Today’s Eurogroup meeting is Greece’s last chance to avoid default and a possible Grexit, according to certain press reports out of Germany, with one particularly high-pitch article claiming that Finance Minister Yanis Varoufakis seeks to “blackmail” the country’s European partners by warning of a referendum or snap elections if the latest SYRIZA government plan is not approved.
According to most German media, the Greek state is going to run out of cash in a few days, while Frankfurter Allgmeine Zeitung warns that the country is already in disarray.
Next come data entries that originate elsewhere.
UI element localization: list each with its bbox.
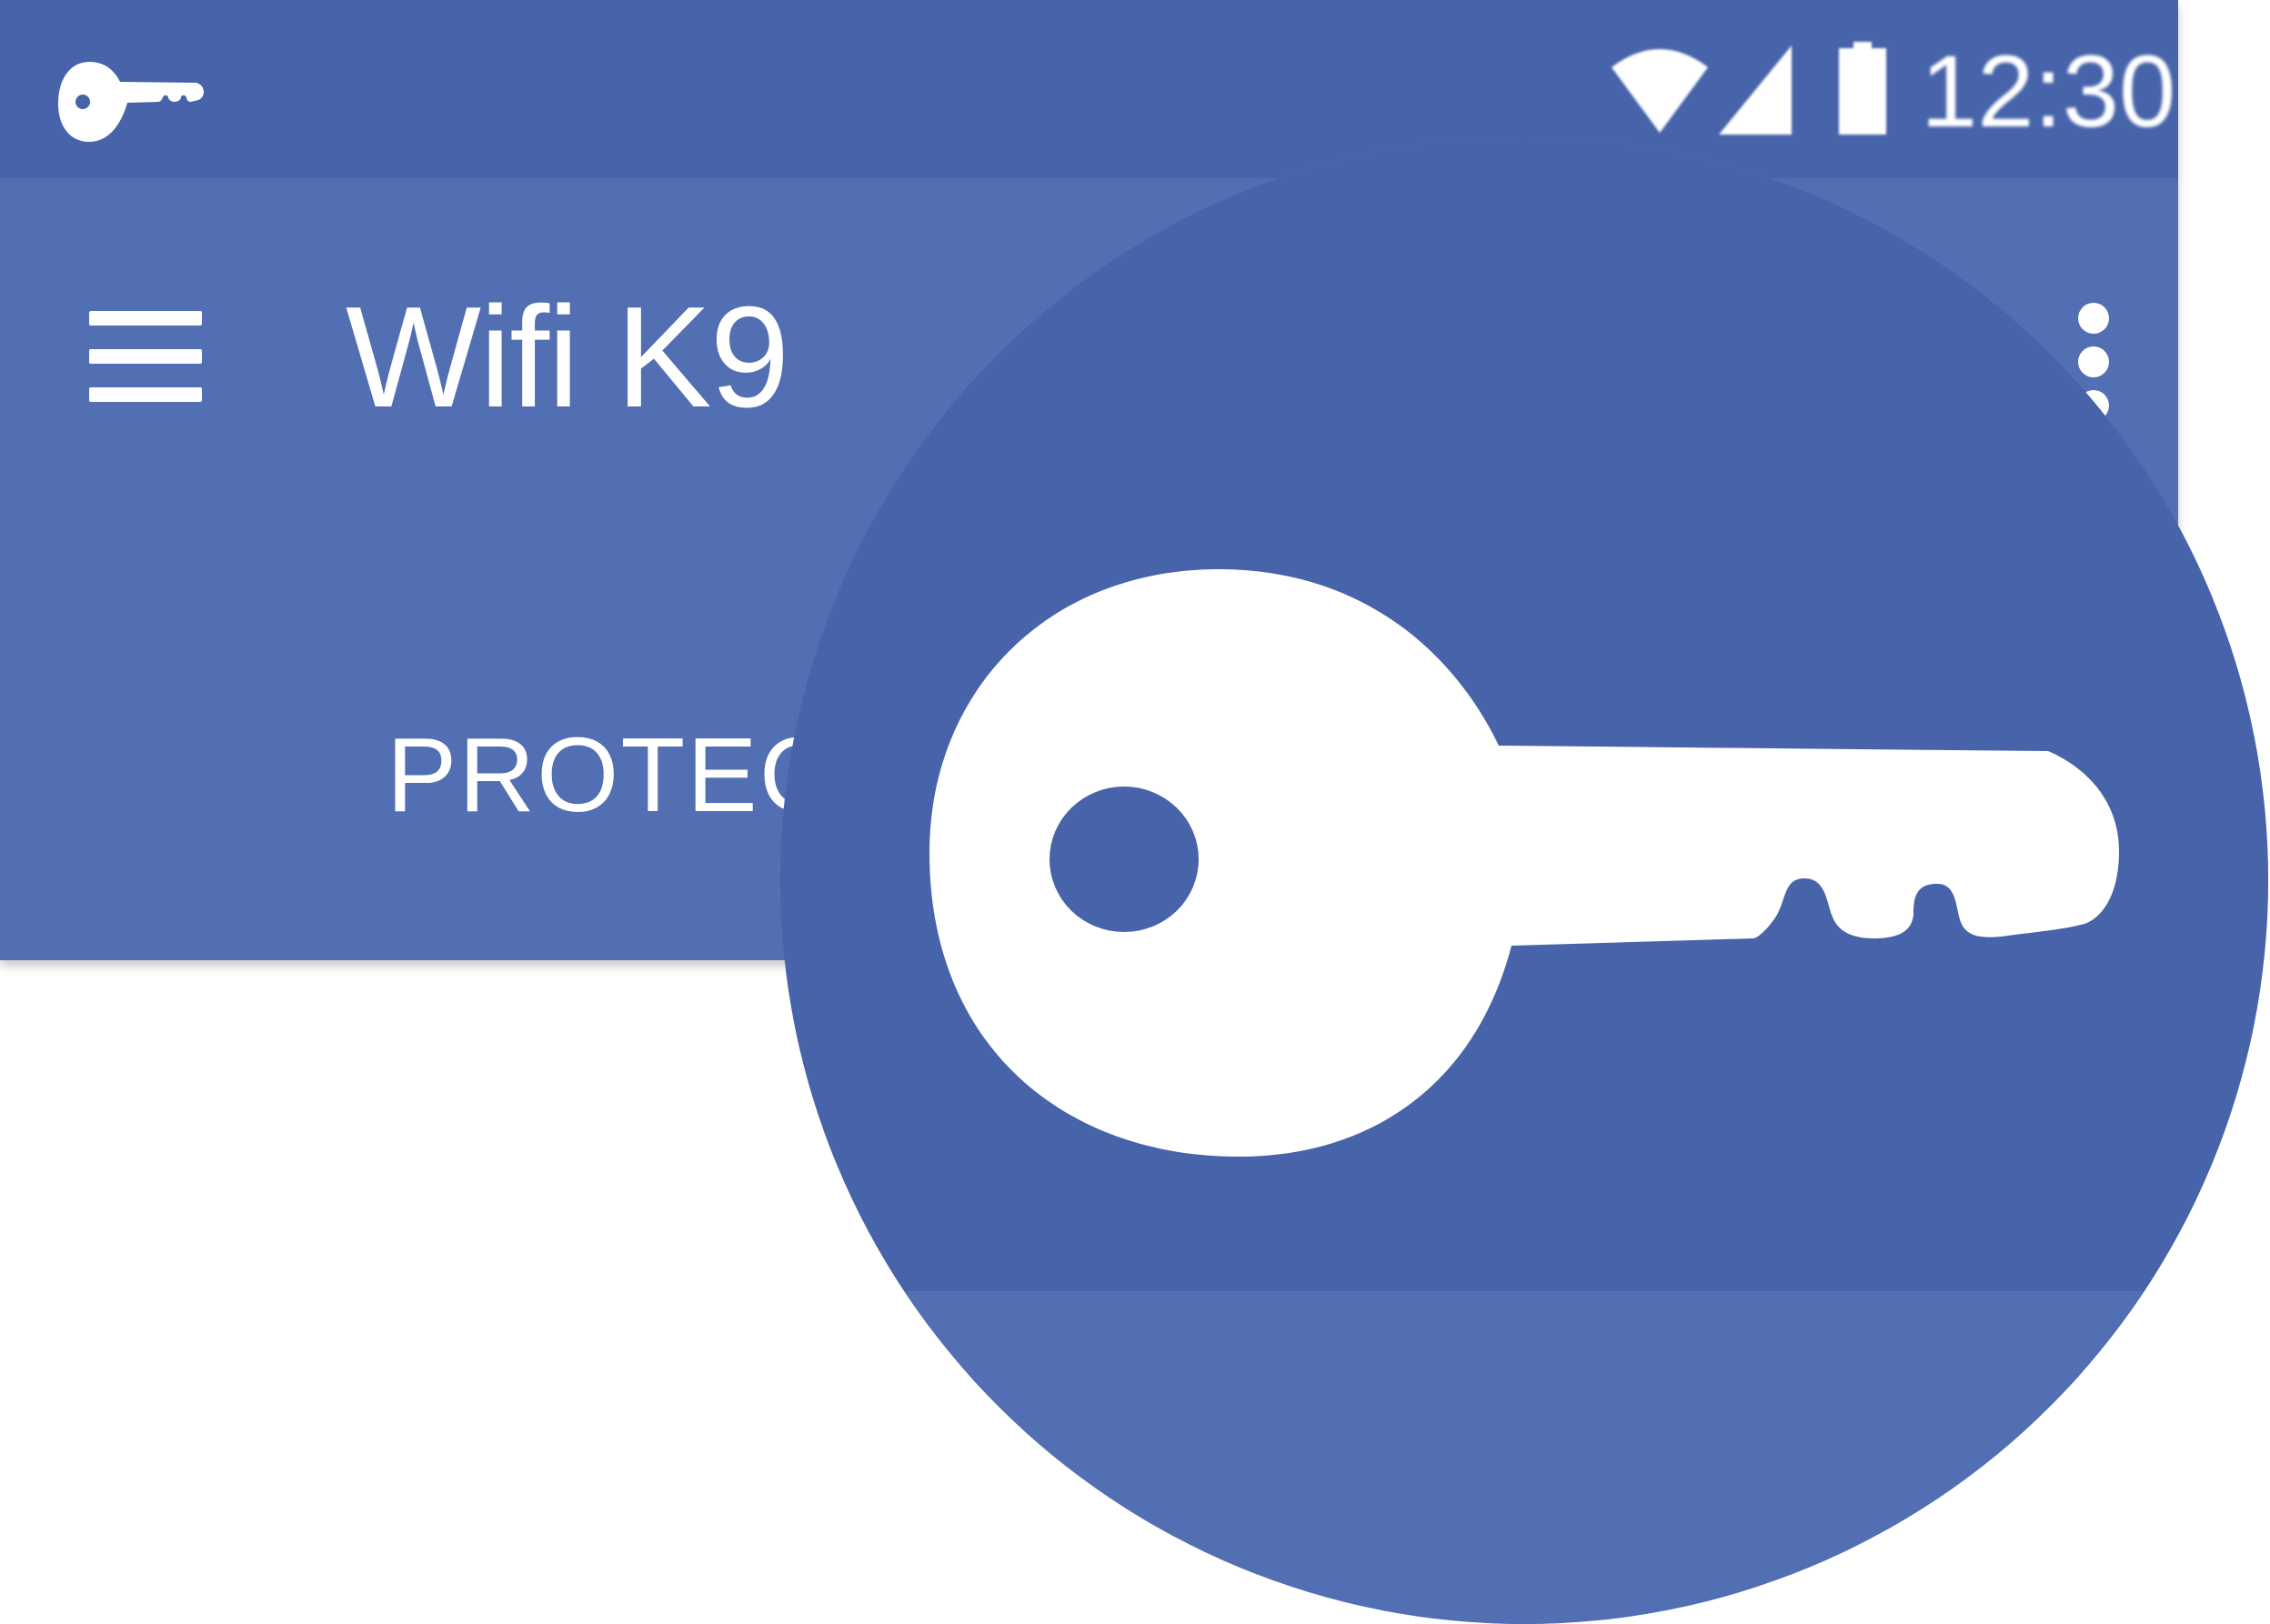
magnifier-lens	[780, 136, 2268, 1624]
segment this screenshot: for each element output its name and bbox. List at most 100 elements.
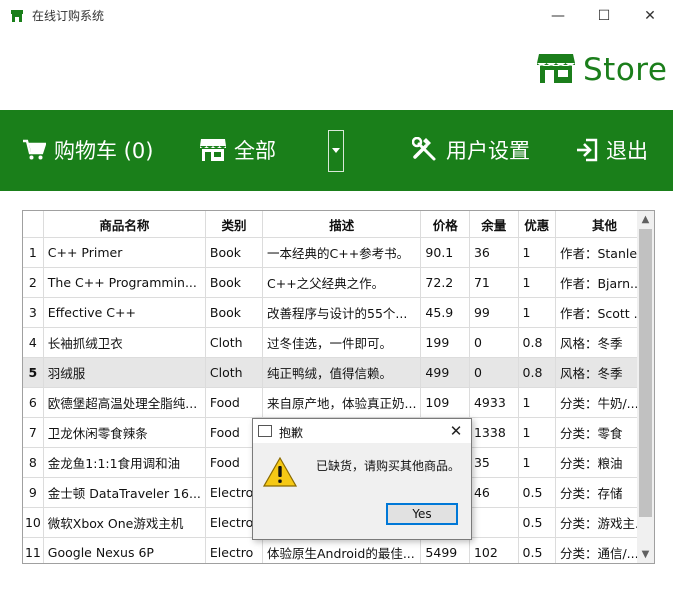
cell-stock[interactable]: 0	[469, 327, 519, 358]
cell-discount[interactable]: 0.8	[518, 327, 556, 358]
cell-discount[interactable]: 1	[518, 297, 556, 328]
cell-price[interactable]: 109	[420, 387, 470, 418]
chevron-down-icon	[332, 148, 340, 153]
row-number[interactable]: 4	[23, 327, 44, 358]
category-all-button[interactable]: 全部	[200, 132, 276, 168]
cell-category[interactable]: Book	[205, 237, 264, 268]
cell-stock[interactable]: 102	[469, 537, 519, 563]
column-header-category[interactable]: 类别	[205, 211, 264, 238]
row-number[interactable]: 11	[23, 537, 44, 563]
cell-name[interactable]: Google Nexus 6P	[43, 537, 206, 563]
cell-name[interactable]: Effective C++	[43, 297, 206, 328]
cell-discount[interactable]: 0.5	[518, 537, 556, 563]
table-row[interactable]: 3 Effective C++ Book 改善程序与设计的55个... 45.9 99 1 作…	[23, 297, 654, 328]
cell-stock[interactable]: 36	[469, 237, 519, 268]
cell-name[interactable]: 羽绒服	[43, 357, 206, 388]
cell-stock[interactable]: 35	[469, 447, 519, 478]
exit-button[interactable]: 退出	[576, 132, 648, 168]
cell-name[interactable]: 金龙鱼1:1:1食用调和油	[43, 447, 206, 478]
cell-stock[interactable]: 71	[469, 267, 519, 298]
cell-stock[interactable]: 1338	[469, 417, 519, 448]
cell-name[interactable]: 微软Xbox One游戏主机	[43, 507, 206, 538]
category-dropdown[interactable]	[328, 130, 344, 172]
cell-description[interactable]: 来自原产地，体验真正奶...	[262, 387, 422, 418]
scroll-up-icon[interactable]: ▲	[637, 211, 654, 228]
column-header-price[interactable]: 价格	[420, 211, 470, 238]
cell-discount[interactable]: 1	[518, 447, 556, 478]
row-number[interactable]: 6	[23, 387, 44, 418]
minimize-button[interactable]: —	[535, 0, 581, 32]
cell-stock[interactable]: 46	[469, 477, 519, 508]
cell-discount[interactable]: 0.8	[518, 357, 556, 388]
cell-price[interactable]: 499	[420, 357, 470, 388]
cell-category[interactable]: Book	[205, 297, 264, 328]
cell-category[interactable]: Electro	[205, 537, 264, 563]
table-row[interactable]: 6 欧德堡超高温处理全脂纯... Food 来自原产地，体验真正奶... 109 4933…	[23, 387, 654, 418]
table-header: 商品名称 类别 描述 价格 余量 优惠 其他	[23, 211, 654, 238]
cell-stock[interactable]	[469, 507, 519, 538]
cell-name[interactable]: C++ Primer	[43, 237, 206, 268]
cell-description[interactable]: 体验原生Android的最佳...	[262, 537, 422, 563]
column-header-name[interactable]: 商品名称	[43, 211, 206, 238]
column-header-description[interactable]: 描述	[262, 211, 422, 238]
dialog-body: 已缺货，请购买其他商品。 Yes	[253, 443, 471, 539]
cell-name[interactable]: 长袖抓绒卫衣	[43, 327, 206, 358]
cell-discount[interactable]: 1	[518, 267, 556, 298]
table-row[interactable]: 1 C++ Primer Book 一本经典的C++参考书。 90.1 36 1 作者：Sta…	[23, 237, 654, 268]
dialog-title: 抱歉	[279, 426, 304, 440]
dialog-close-button[interactable]: ✕	[445, 421, 467, 441]
maximize-button[interactable]: ☐	[581, 0, 627, 32]
column-header-discount[interactable]: 优惠	[518, 211, 556, 238]
user-settings-button[interactable]: 用户设置	[412, 132, 530, 168]
cell-category[interactable]: Book	[205, 267, 264, 298]
row-number[interactable]: 1	[23, 237, 44, 268]
cell-name[interactable]: 欧德堡超高温处理全脂纯...	[43, 387, 206, 418]
row-number[interactable]: 8	[23, 447, 44, 478]
cell-discount[interactable]: 1	[518, 387, 556, 418]
cell-description[interactable]: 纯正鸭绒，值得信赖。	[262, 357, 422, 388]
cart-button[interactable]: 购物车 (0)	[22, 132, 153, 168]
row-number[interactable]: 2	[23, 267, 44, 298]
cell-name[interactable]: 卫龙休闲零食辣条	[43, 417, 206, 448]
cell-category[interactable]: Cloth	[205, 327, 264, 358]
close-button[interactable]: ✕	[627, 0, 673, 32]
cell-name[interactable]: The C++ Programmin...	[43, 267, 206, 298]
cell-discount[interactable]: 1	[518, 237, 556, 268]
cell-price[interactable]: 72.2	[420, 267, 470, 298]
row-number[interactable]: 7	[23, 417, 44, 448]
cell-description[interactable]: 一本经典的C++参考书。	[262, 237, 422, 268]
cell-stock[interactable]: 4933	[469, 387, 519, 418]
vertical-scrollbar[interactable]: ▲ ▼	[637, 211, 654, 563]
cell-stock[interactable]: 0	[469, 357, 519, 388]
cell-discount[interactable]: 0.5	[518, 507, 556, 538]
cell-description[interactable]: 改善程序与设计的55个...	[262, 297, 422, 328]
scroll-down-icon[interactable]: ▼	[637, 546, 654, 563]
row-number[interactable]: 9	[23, 477, 44, 508]
row-number[interactable]: 3	[23, 297, 44, 328]
cell-discount[interactable]: 1	[518, 417, 556, 448]
scrollbar-thumb[interactable]	[639, 229, 652, 517]
cell-category[interactable]: Food	[205, 387, 264, 418]
table-row[interactable]: 4 长袖抓绒卫衣 Cloth 过冬佳选，一件即可。 199 0 0.8 风格：冬季	[23, 327, 654, 358]
cell-discount[interactable]: 0.5	[518, 477, 556, 508]
cell-price[interactable]: 45.9	[420, 297, 470, 328]
cell-price[interactable]: 5499	[420, 537, 470, 563]
cell-category[interactable]: Cloth	[205, 357, 264, 388]
cell-description[interactable]: C++之父经典之作。	[262, 267, 422, 298]
table-row[interactable]: 2 The C++ Programmin... Book C++之父经典之作。 72.2…	[23, 267, 654, 298]
row-number[interactable]: 10	[23, 507, 44, 538]
row-number[interactable]: 5	[23, 357, 44, 388]
cell-stock[interactable]: 99	[469, 297, 519, 328]
table-row-selected[interactable]: 5 羽绒服 Cloth 纯正鸭绒，值得信赖。 499 0 0.8 风格：冬季	[23, 357, 654, 388]
corner-cell	[23, 211, 44, 238]
table-row[interactable]: 11 Google Nexus 6P Electro 体验原生Android的最佳..…	[23, 537, 654, 563]
cell-description[interactable]: 过冬佳选，一件即可。	[262, 327, 422, 358]
exit-label: 退出	[606, 139, 648, 163]
store-icon	[200, 139, 226, 161]
cell-price[interactable]: 199	[420, 327, 470, 358]
column-header-stock[interactable]: 余量	[469, 211, 519, 238]
yes-button[interactable]: Yes	[386, 503, 458, 525]
cell-price[interactable]: 90.1	[420, 237, 470, 268]
cell-name[interactable]: 金士顿 DataTraveler 16...	[43, 477, 206, 508]
window-icon	[258, 425, 272, 437]
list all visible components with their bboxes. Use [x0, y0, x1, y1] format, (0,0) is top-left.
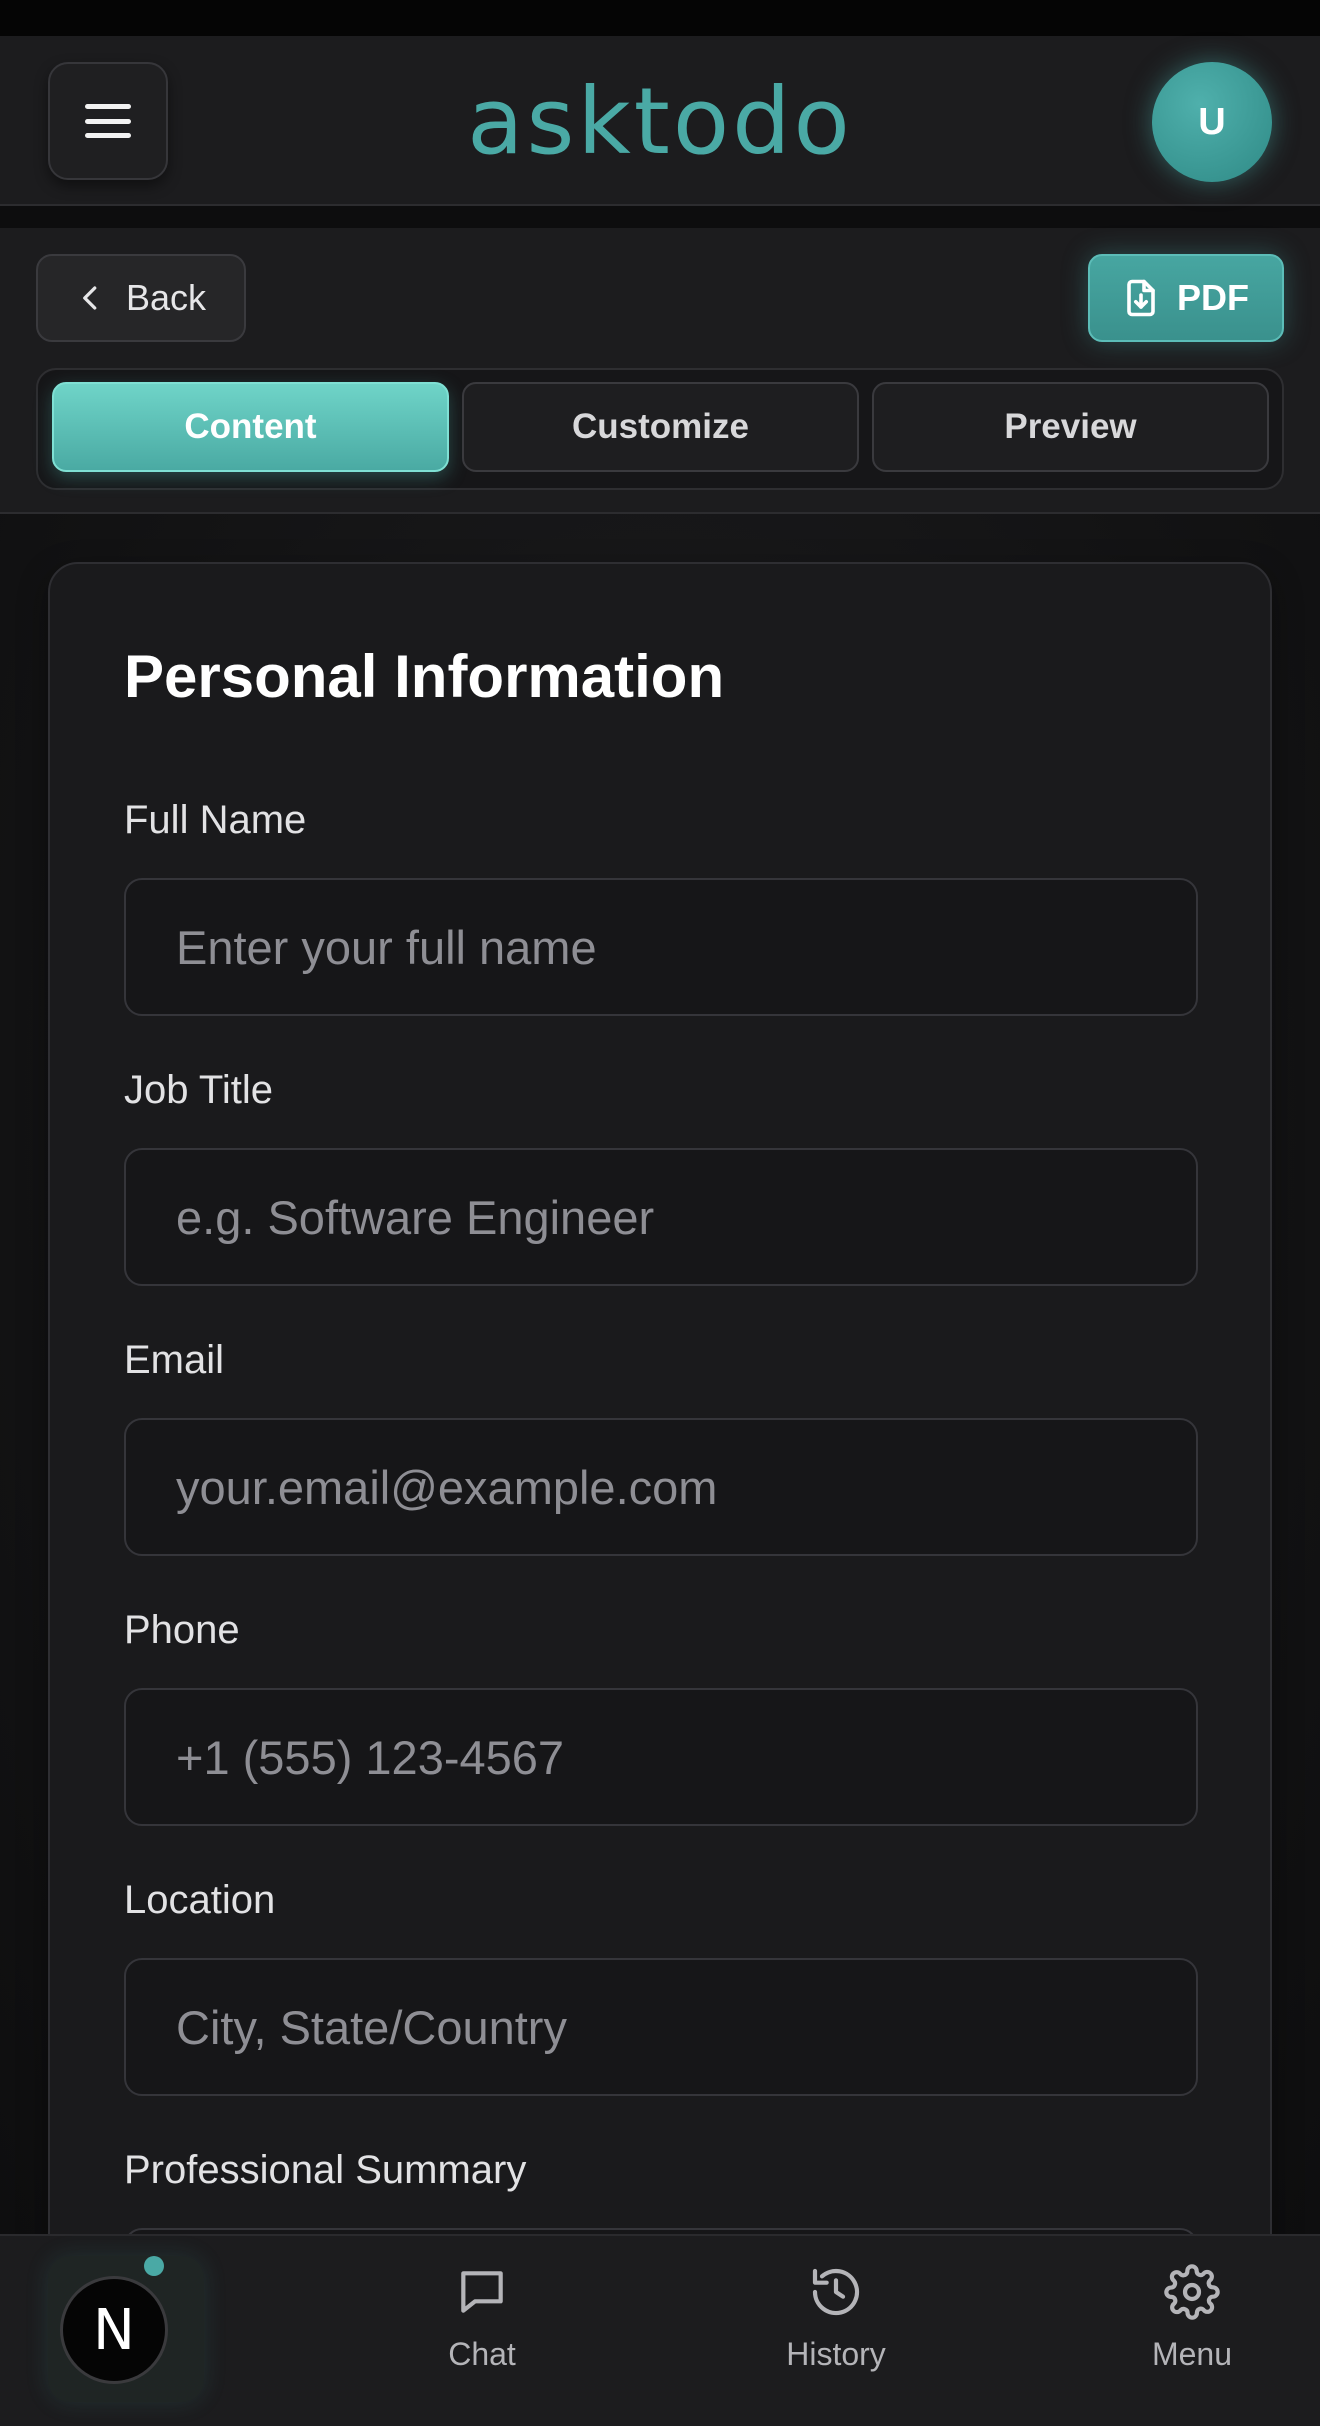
- full-name-label: Full Name: [124, 798, 307, 842]
- notification-dot: [144, 2256, 164, 2276]
- chat-icon: [461, 2271, 503, 2313]
- pdf-label: PDF: [1177, 277, 1249, 318]
- file-download-icon: [1127, 279, 1155, 317]
- history-icon: [812, 2268, 860, 2316]
- location-label: Location: [124, 1878, 276, 1922]
- nav-menu-label: Menu: [1151, 2336, 1233, 2372]
- location-input[interactable]: City, State/Country: [124, 1958, 1198, 2096]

For Bild newspaper, default is a matter of time…
Although Greek Prime Minister Alexis Tsipras continues to categorically reject the notion of a third bailout for Greece, Handelsblatt, citing German economists, said Athens must accept new aid to avoid default.
In fact, Germany’s biggest Business Daily mentions in an article that the possibility of Greece leaving the eurozone has not been excluded and is still on the table.
The same article adds that because Greece faces the danger of bankruptcy in March, Athens clings to a specific contingency plan. However, the European Central Bank has set its limits clearly before today’s Eurogroup meeting in Brussels. On its part, the EC insists that Athens should commit to new reforms. However, even in that case there are serious doubts as to whether the new government can cope.
According to leading German economists, Greeks must accept a third bailout.
“Even if the fifth round of assessment of the Greek economy and reforms is successfully completed by the end of April and the international community releases the 7-billion-euro tranche, it will still be difficult for Greece to repay the two bonds, worth billions of dollars, in July”, according to the chief economist at Commerzbank, Jörg Krämer, who was quoted on the online edition of Handelsblatt.